New Constellations in European Research and Higher Education Governance
New Horizons in European Politics series
Edited by Meng-Hsuan Chou and Åse Gornitzka
Chapter 4: Dynamics of institution building in the Europe of Knowledge: the birth of the European Research Council
Institutions in a political system have effects for political life. Institutions comprising 'a relative enduring collection of rules and organized practices, embedded in structures of meaning and resources' (March and Olsen 2006, p. 3) matter for the decisions that are made, how these are implemented and what kind of effects they have. Institutions are also consequential for political systems' capacity to create and maintain a political community (Olsen 2010). Hence it is relevant to ask where institutions come from, why and how they take the form that they do and what it is that makes them viable.

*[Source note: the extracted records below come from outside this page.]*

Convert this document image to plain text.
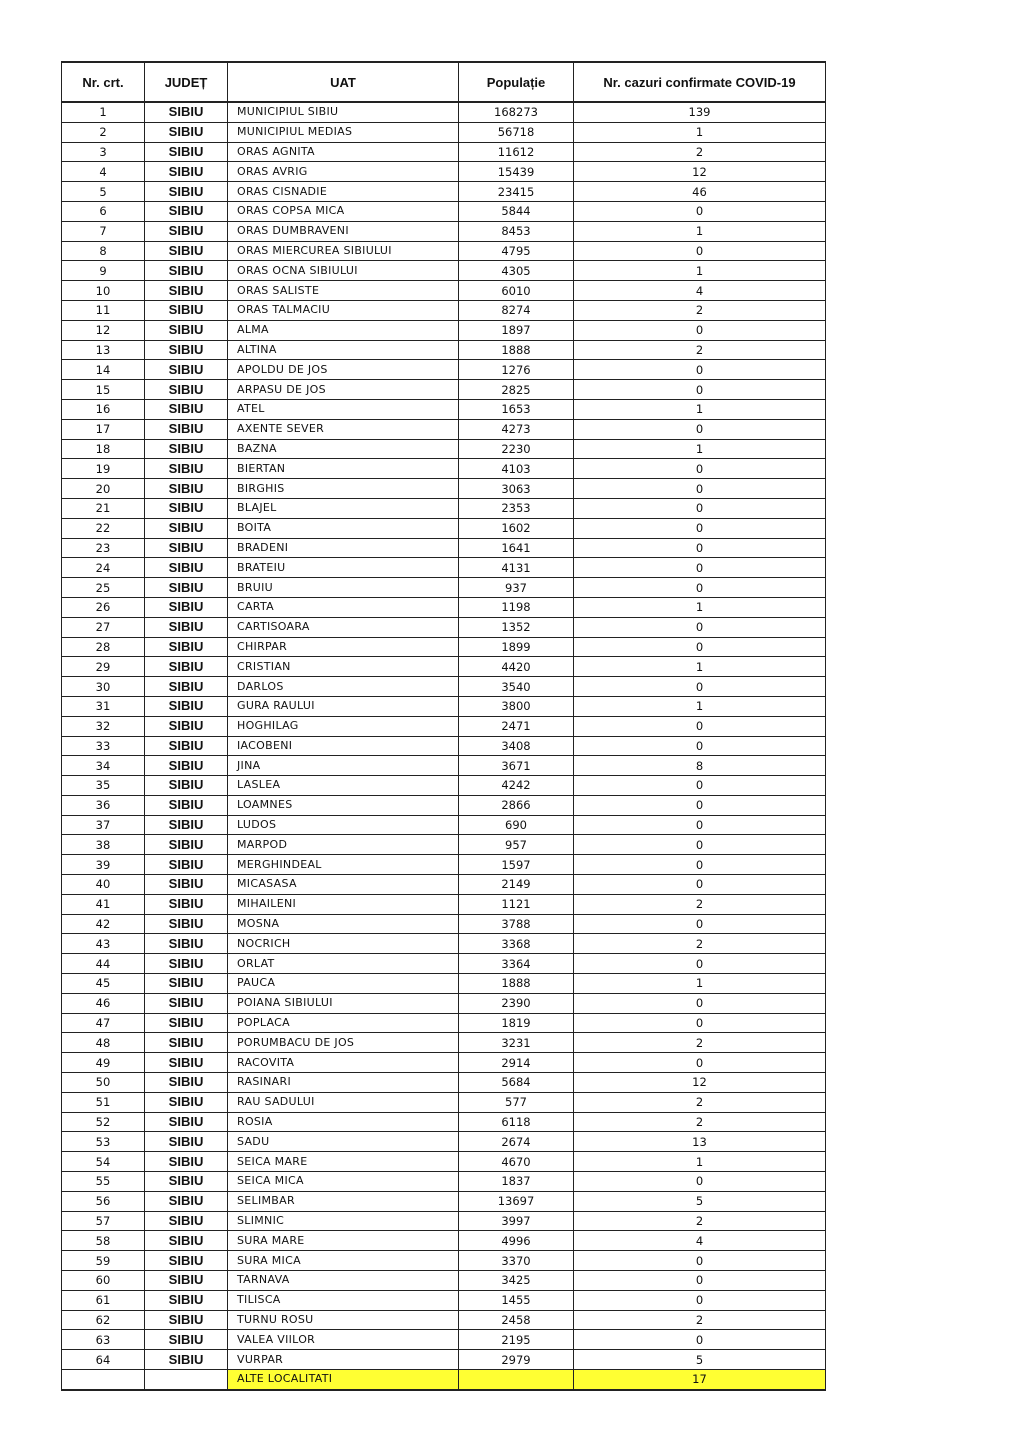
Nr. crt.	JUDEȚ	UAT	Populație	Nr. cazuri confirmate COVID-19
1	SIBIU	MUNICIPIUL SIBIU	168273	139
2	SIBIU	MUNICIPIUL MEDIAS	56718	1
3	SIBIU	ORAS AGNITA	11612	2
4	SIBIU	ORAS AVRIG	15439	12
5	SIBIU	ORAS CISNADIE	23415	46
6	SIBIU	ORAS COPSA MICA	5844	0
7	SIBIU	ORAS DUMBRAVENI	8453	1
8	SIBIU	ORAS MIERCUREA SIBIULUI	4795	0
9	SIBIU	ORAS OCNA SIBIULUI	4305	1
10	SIBIU	ORAS SALISTE	6010	4
11	SIBIU	ORAS TALMACIU	8274	2
12	SIBIU	ALMA	1897	0
13	SIBIU	ALTINA	1888	2
14	SIBIU	APOLDU DE JOS	1276	0
15	SIBIU	ARPASU DE JOS	2825	0
16	SIBIU	ATEL	1653	1
17	SIBIU	AXENTE SEVER	4273	0
18	SIBIU	BAZNA	2230	1
19	SIBIU	BIERTAN	4103	0
20	SIBIU	BIRGHIS	3063	0
21	SIBIU	BLAJEL	2353	0
22	SIBIU	BOITA	1602	0
23	SIBIU	BRADENI	1641	0
24	SIBIU	BRATEIU	4131	0
25	SIBIU	BRUIU	937	0
26	SIBIU	CARTA	1198	1
27	SIBIU	CARTISOARA	1352	0
28	SIBIU	CHIRPAR	1899	0
29	SIBIU	CRISTIAN	4420	1
30	SIBIU	DARLOS	3540	0
31	SIBIU	GURA RAULUI	3800	1
32	SIBIU	HOGHILAG	2471	0
33	SIBIU	IACOBENI	3408	0
34	SIBIU	JINA	3671	8
35	SIBIU	LASLEA	4242	0
36	SIBIU	LOAMNES	2866	0
37	SIBIU	LUDOS	690	0
38	SIBIU	MARPOD	957	0
39	SIBIU	MERGHINDEAL	1597	0
40	SIBIU	MICASASA	2149	0
41	SIBIU	MIHAILENI	1121	2
42	SIBIU	MOSNA	3788	0
43	SIBIU	NOCRICH	3368	2
44	SIBIU	ORLAT	3364	0
45	SIBIU	PAUCA	1888	1
46	SIBIU	POIANA SIBIULUI	2390	0
47	SIBIU	POPLACA	1819	0
48	SIBIU	PORUMBACU DE JOS	3231	2
49	SIBIU	RACOVITA	2914	0
50	SIBIU	RASINARI	5684	12
51	SIBIU	RAU SADULUI	577	2
52	SIBIU	ROSIA	6118	2
53	SIBIU	SADU	2674	13
54	SIBIU	SEICA MARE	4670	1
55	SIBIU	SEICA MICA	1837	0
56	SIBIU	SELIMBAR	13697	5
57	SIBIU	SLIMNIC	3997	2
58	SIBIU	SURA MARE	4996	4
59	SIBIU	SURA MICA	3370	0
60	SIBIU	TARNAVA	3425	0
61	SIBIU	TILISCA	1455	0
62	SIBIU	TURNU ROSU	2458	2
63	SIBIU	VALEA VIILOR	2195	0
64	SIBIU	VURPAR	2979	5
		ALTE LOCALITATI		17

This is what will be referred to in this chapter as institution building. For a relatively new polity like the European Union (EU), processes of institution building are particularly important to investigate given that new institutions seem to be perpetually added to its institutional landscape as part of centre formation at the European level. The European Research Council (ERC) is one of these recent additions and the process that led to its establishment is the case of institution building examined in this chapter. Why is this case of interest? Formally established in February 2007, the ERC is the EU's first funding body set-up to support fundamental investigator-driven research with academic excellence as the funding criteria. In this way, the ERC embodies a break with established principles and rules of resource distribution in the EU's research policy domain.